Partner Content by Artemis

Global equities: Negotiating the transition to a ‘new regime’

Picturing a decade of malinvestment


QE also resulted in malinvestment. By reducing the time value of money to zero, QE and NZIRP stretched investors’ time horizons. The beneficiaries included:

  • food-delivery platforms;
  • ride-sharing services;
  • streaming services;
  • cryptocurrencies;
  • online sub-prime consumer finance companies;
  • producers of lab-grown ‘meat’; and
  • private equity and leveraged-driven business models.

In many cases, these companies had minimal tangible assets and their shareholders were funding eye-watering operating losses.

There was a long period of underinvestment in the ‘physical economy’…

A side effect of the flood of capital being directed towards profitless growth stocks was that – in relative terms – the cost of capital for established, profitable companies in a range of ‘old-fashioned’ industries increased. The result was that, for almost a decade, we saw underinvestment in some of those companies who keep the physical economy ticking over:

  • energy companies;
  • commodity producers;
  • construction stocks;
  • food producers;
  • transportation businesses;
  • manufacturers of building materials and industrial machinery; and
  • national security (food, energy, vaccines etc).

In the case of the energy companies, the market was, in effect, dissuading them from investing in new oil fields, building new refineries or committing the capital needed to maintain and replace productive assets as they matured and degraded.

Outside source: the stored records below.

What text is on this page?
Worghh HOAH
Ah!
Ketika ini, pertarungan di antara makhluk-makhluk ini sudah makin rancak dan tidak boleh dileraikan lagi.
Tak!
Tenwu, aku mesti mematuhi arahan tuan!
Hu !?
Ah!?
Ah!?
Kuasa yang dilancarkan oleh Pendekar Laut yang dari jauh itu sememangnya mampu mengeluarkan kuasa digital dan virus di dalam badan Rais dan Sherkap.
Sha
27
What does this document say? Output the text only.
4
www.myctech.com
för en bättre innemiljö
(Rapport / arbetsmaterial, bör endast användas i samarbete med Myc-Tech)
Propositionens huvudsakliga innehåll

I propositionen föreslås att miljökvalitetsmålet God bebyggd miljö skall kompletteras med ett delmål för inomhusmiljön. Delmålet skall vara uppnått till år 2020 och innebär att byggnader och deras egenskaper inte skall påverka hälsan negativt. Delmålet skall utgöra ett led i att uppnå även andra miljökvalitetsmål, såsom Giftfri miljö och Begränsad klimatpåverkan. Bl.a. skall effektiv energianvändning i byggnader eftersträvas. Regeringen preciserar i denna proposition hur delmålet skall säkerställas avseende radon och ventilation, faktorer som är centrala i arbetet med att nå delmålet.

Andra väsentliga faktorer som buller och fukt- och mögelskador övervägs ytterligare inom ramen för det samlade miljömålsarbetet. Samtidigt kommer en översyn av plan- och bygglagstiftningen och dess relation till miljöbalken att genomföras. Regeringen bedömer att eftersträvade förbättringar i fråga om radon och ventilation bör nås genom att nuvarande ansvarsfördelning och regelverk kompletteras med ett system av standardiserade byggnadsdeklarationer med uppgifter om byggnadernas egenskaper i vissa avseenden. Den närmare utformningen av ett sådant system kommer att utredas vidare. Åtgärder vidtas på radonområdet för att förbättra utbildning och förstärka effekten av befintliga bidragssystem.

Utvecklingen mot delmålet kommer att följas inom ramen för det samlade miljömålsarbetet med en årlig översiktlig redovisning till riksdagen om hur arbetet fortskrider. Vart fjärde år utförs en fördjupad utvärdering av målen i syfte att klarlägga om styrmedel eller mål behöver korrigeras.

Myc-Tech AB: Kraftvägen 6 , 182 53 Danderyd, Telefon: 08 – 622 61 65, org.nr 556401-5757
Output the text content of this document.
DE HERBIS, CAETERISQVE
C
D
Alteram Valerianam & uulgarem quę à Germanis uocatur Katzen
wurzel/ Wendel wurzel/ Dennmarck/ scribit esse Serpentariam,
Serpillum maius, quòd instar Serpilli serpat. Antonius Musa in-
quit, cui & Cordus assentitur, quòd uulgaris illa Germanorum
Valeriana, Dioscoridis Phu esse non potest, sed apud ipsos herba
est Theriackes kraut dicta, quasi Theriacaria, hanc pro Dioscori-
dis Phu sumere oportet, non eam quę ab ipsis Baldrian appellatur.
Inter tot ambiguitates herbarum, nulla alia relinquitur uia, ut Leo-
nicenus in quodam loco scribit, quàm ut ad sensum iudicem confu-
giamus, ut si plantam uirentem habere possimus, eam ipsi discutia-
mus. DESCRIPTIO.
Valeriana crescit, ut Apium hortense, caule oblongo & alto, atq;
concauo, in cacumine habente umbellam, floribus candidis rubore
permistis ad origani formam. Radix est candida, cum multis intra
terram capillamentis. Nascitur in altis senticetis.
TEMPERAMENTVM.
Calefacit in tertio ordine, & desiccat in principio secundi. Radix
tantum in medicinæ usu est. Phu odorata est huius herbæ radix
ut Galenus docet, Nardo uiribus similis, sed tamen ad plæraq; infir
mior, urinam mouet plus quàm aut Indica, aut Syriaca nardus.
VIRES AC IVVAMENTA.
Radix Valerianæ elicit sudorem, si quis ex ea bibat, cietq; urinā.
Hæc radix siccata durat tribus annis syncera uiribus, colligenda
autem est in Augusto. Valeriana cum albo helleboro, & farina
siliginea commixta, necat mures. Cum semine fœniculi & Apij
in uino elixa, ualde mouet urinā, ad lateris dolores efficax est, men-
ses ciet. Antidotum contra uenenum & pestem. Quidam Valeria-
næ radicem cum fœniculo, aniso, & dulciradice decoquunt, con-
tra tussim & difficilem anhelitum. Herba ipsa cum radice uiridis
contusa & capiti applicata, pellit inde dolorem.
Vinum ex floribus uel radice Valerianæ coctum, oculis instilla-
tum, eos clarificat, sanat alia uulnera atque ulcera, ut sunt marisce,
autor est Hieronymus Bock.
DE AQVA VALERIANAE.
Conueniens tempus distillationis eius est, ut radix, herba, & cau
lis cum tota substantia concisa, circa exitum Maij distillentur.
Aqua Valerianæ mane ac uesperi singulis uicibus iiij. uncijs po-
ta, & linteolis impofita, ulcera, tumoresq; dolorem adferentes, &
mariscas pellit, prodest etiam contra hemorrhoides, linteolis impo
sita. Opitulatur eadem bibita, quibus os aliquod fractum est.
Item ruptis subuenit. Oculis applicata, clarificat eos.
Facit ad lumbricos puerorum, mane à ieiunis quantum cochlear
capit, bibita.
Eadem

Instead, it was signalling a preference for providing city dwellers with subsidised food deliveries.

CapEx in the energy sector in recent years has barely covered deprecation, allowing for little spending on new discoveries. The consequences of a long period of underinvestment by energy companies are being felt today.

‘Old fashioned’ companies are fighting back

As demand roared back after the pandemic, the capacity to meet that demand no longer existed; the sharp rise in energy and petrochemical prices provides a dramatic illustration of what happens when price-inelastic demand encounters fixed supply. The impact on energy companies’ earnings has been dramatic. Exxon’s US refineries will generate more profits for their parent company in the second quarter of this year than they did in the previous nine quarters combined. Energy companies led earnings growth in the US market during the second quarter (followed by industrials and materials). Strip out the contribution from energy stocks and earnings growth across the S&P500 would have been negative for the quarter…

And it isn’t just energy stocks – a range of ‘old fashioned’ companies are becoming far more profitable. In part, this reflects a spike in commodity prices triggered by the invasion of Ukraine. But the improved financial performance of these companies also reflects the leanness of their operating models and the relative strength of their balance sheets. In recent years, while private equity companies were bidding up the value of loss-making companies one funding round after another, miners and energy companies were paying their down debts and trimming operational fat.

Now, as central banks withdraw liquidity and credit is withdrawn, the tide is turning against companies who need steady infusions of capital merely to survive and back towards mature, profitable companies who are generating profits rather than burning cash.